Ultraviolet radiation causes fluorescent paints and clothes washed in some detergents to fluoresce.
They glow by re-radiating as light the energy they absorb as UV. This effect may be used in security marking to verify ‘invisible’ signatures on bank documents and to detect fake bank notes. Water treatment plants often use UV radiation to sterilise water because the energy of UV radiation is high enough energy to kill bacteria.
Radio waves
Radio waves have the longest wavelengths in the electromagnetic spectrum. They are radiated from aerials and used to carry sound, pictures and other information over long distances.
Long, medium and short waves (wavelengths of 2 km to 10 m)
These diffract round obstacles so can be received even when hills are in their way (Figure 3.3.4a).
They are also reflected by layers of electrically charged particles in the upper atmosphere (the ionosphere), which makes long-distance radio reception possible (Figure 3.3.4b).
a Diffraction of radio waves
transmitter receiver
ionosphere b Reflection of radio waves
▲ Figure 3.3.4
VHF (very high frequency) and UHF (ultra high frequency) waves (wavelengths of 10 m to 10 cm)

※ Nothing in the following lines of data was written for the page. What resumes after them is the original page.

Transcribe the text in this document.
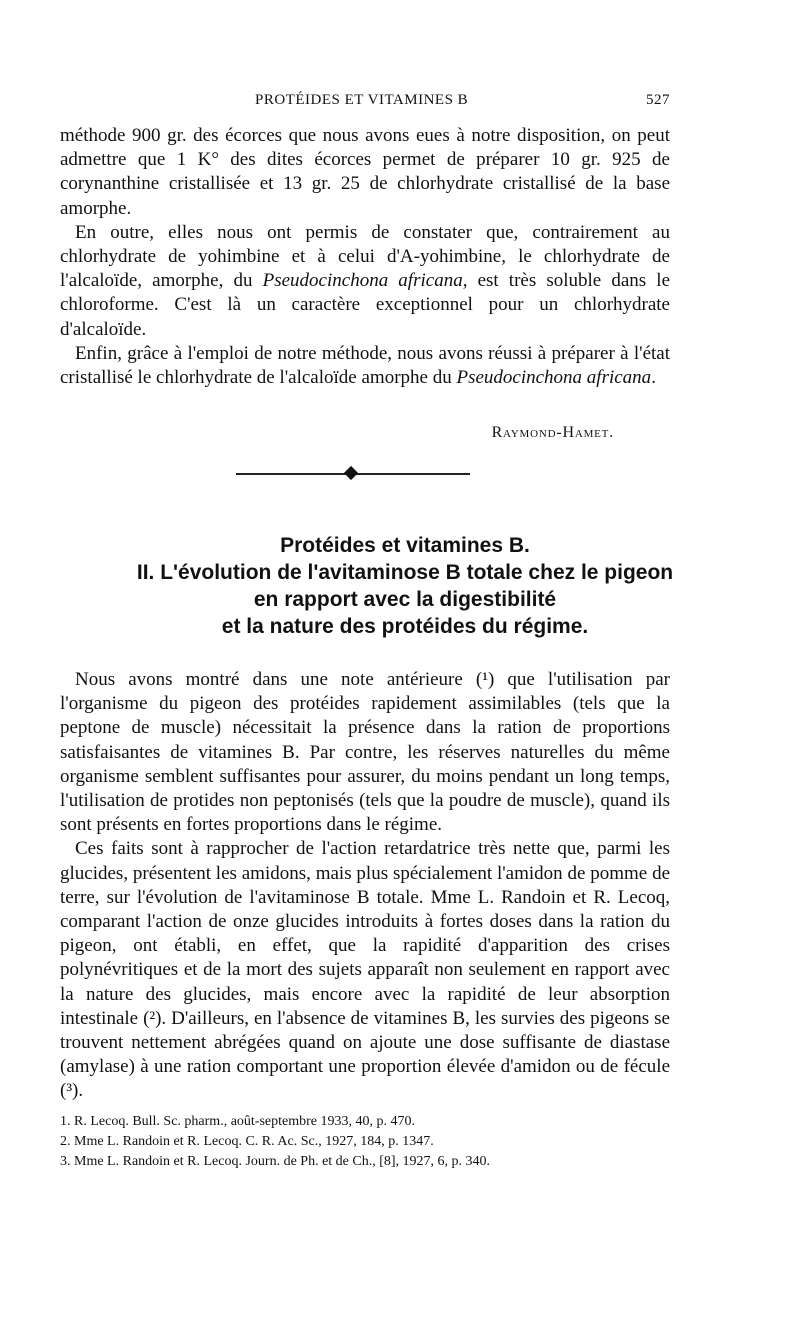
PROTÉIDES ET VITAMINES B	527

méthode 900 gr. des écorces que nous avons eues à notre disposition, on peut admettre que 1 K° des dites écorces permet de préparer 10 gr. 925 de corynanthine cristallisée et 13 gr. 25 de chlorhydrate cristallisé de la base amorphe.

En outre, elles nous ont permis de constater que, contrairement au chlorhydrate de yohimbine et à celui d'A-yohimbine, le chlorhydrate de l'alcaloïde, amorphe, du Pseudocinchona africana, est très soluble dans le chloroforme. C'est là un caractère exceptionnel pour un chlorhydrate d'alcaloïde.

Enfin, grâce à l'emploi de notre méthode, nous avons réussi à préparer à l'état cristallisé le chlorhydrate de l'alcaloïde amorphe du Pseudocinchona africana.

Raymond-Hamet.
Protéides et vitamines B.
II. L'évolution de l'avitaminose B totale chez le pigeon
en rapport avec la digestibilité
et la nature des protéides du régime.

Nous avons montré dans une note antérieure (¹) que l'utilisation par l'organisme du pigeon des protéides rapidement assimilables (tels que la peptone de muscle) nécessitait la présence dans la ration de proportions satisfaisantes de vitamines B. Par contre, les réserves naturelles du même organisme semblent suffisantes pour assurer, du moins pendant un long temps, l'utilisation de protides non peptonisés (tels que la poudre de muscle), quand ils sont présents en fortes proportions dans le régime.

Ces faits sont à rapprocher de l'action retardatrice très nette que, parmi les glucides, présentent les amidons, mais plus spécialement l'amidon de pomme de terre, sur l'évolution de l'avitaminose B totale. Mme L. Randoin et R. Lecoq, comparant l'action de onze glucides introduits à fortes doses dans la ration du pigeon, ont établi, en effet, que la rapidité d'apparition des crises polynévritiques et de la mort des sujets apparaît non seulement en rapport avec la nature des glucides, mais encore avec la rapidité de leur absorption intestinale (²). D'ailleurs, en l'absence de vitamines B, les survies des pigeons se trouvent nettement abrégées quand on ajoute une dose suffisante de diastase (amylase) à une ration comportant une proportion élevée d'amidon ou de fécule (³).

1. R. Lecoq. Bull. Sc. pharm., août-septembre 1933, 40, p. 470.
2. Mme L. Randoin et R. Lecoq. C. R. Ac. Sc., 1927, 184, p. 1347.
3. Mme L. Randoin et R. Lecoq. Journ. de Ph. et de Ch., [8], 1927, 6, p. 340.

These shorter wavelength radio waves need a clear, straight-line path to the receiver. They are not reflected by the ionosphere. They are used for local radio and for television transmissions.
Astronomers use radio telescopes to pick up radio signals from stars and galaxies to gain information about the Universe which cannot be obtained from optical telescopes.
Microwaves
Microwaves have wavelengths of a few cm. They are used for international telecommunications and direct broadcast satellite television relay via geostationary satellites and for mobile phone networks via microwave aerial towers and low-orbit satellites (Topic 1.5.1). The microwave signals are transmitted through the ionosphere by dish aerials, amplified by the satellite and sent back to a dish aerial in another part of the world. Some satellite phones also use low-orbit artificial satellites.
Microwaves are also used in wireless applications,
of electronic devices from mobile phones to entertainment systems.
Microwaves can be used for cooking in a
microwave oven since they cause water molecules in the moisture of the food to vibrate vigorously at the frequency of the microwaves. As a result, heating occurs inside the food which cooks itself.